Wednesday 23 June 2021

This Fragile Earth by Susannah Wise

In a not-too-distant future, Signy, Matthew and their six year old son, Jed, live in London, in a world that's become increasingly dependent on technology. Drones have replaced bees, and policemen. Robots replaced waitresses and doctors. 
Then one day that technology starts to fail. At first it's small things - something wrong with their phones, or a drone behaving strangely - but soon it feels like the world is crumbling around them. Power and water are cut, and people are worried, confused, angry. As things go from bad to worse, Signy and Matthew decide to leave London, and head for the village where her parents live. Surely in the countryside things will be better? The first hurdle is to get there - without electricity there's no way to recharge the car and traffic is jamming the roads - but Signy is determined that come what may she will get Jed to safety- if such a thing can still be found.

In some ways the premise and plot here are familiar; civilisation is falling apart, and the only way to survive is to leave the city and head to the country where life is 'simpler'. Along the way there are obstacles to overcome, fellow travelers who you may or may not trust, and armed troops who may help - or not. It's different maybe (though there are slight shades of Josh Malerman's Bird Box) in that the main character is a woman, desperately trying to protect her child. Despite all the vaguely familiar tropes it is definitely gripping stuff, with plenty of tension, and a strong but relatable female main character. You'll definitely find yourself  siding with Signy against all that gets thrown at her. 
Just occasionally I wondered about the accuracy of incidents - how quickly the freezer defrosts, or how many miles Signy and Jed could travel in a day - and I wasn't quite convinced by the ending - things felt a little too easily explained away - but none of this really detracted from the book as a whole.  

Tuesday 1 June 2021

Still Life by Sarah Winman

In 1944 as the Allies advance north through Italy, a young British soldier Ulysses Temper meets Evelyn Skinner, a 60-something art historian helping to identify and salvage paintings hidden from, or damaged by, the war. Whether it's down to fate or the magic of Italy who can say, but the two form an immediate connection, and a night talking with Evelyn about art, Florence, and love, shapes Ulysses' life.

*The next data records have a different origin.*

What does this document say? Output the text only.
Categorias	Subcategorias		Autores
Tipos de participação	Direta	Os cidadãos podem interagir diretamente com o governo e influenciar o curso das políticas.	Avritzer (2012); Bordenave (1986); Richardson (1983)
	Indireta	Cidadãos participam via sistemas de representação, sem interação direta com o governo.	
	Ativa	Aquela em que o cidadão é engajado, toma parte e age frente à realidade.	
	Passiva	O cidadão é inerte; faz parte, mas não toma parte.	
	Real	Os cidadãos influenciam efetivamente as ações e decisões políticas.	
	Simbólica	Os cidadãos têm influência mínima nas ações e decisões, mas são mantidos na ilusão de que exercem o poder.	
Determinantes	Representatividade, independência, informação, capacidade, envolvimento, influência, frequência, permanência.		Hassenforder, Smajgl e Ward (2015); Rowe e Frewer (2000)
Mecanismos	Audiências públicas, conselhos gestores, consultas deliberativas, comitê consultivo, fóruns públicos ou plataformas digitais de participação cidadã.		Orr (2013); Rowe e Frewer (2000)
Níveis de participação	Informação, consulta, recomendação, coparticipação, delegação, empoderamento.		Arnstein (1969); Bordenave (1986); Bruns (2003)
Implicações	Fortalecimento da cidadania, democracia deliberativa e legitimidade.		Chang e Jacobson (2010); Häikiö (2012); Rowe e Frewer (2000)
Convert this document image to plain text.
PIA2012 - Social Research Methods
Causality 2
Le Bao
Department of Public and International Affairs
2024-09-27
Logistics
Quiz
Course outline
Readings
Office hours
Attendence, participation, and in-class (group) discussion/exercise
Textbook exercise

Returning to London after the war, Ulysses finds it grim, drab, and lacking, though he's not sure how or why. Fate, or Italy, steps in again, and changes the lives of Ulysses and his friends in ways they couldn't have imagined.

Still Life is one of those rare books that are an absolute joy to read. The story moves from war-torn Italy, through the next three decades as Ulysses and his 'family' create a new life in Italy, which is almost washed away by the temperamental force of the river Arno, and then loops back to Evelyn's time in Italy as a young woman when she met EM Forster, and a cast of immediately recognisable characters, in a pensione run by a Cockney landlady. Through it all runs the belief than here in Florence it's possible to live life as it should be lived, filled with passion and love. Here, against a backdrop of art and Medieval streets, food and wine, which nourish body and soul, there's a feeling of standing on the threshold of something momentous. 

I just loved everything about this. It left me with a warm fuzzy feeling, like being wrapped in a warm blanket, or bathing in a big 'tub of love', which is Elizabeth von Arnim's description of Italy rather than Forster's, but which seems totally appropriate.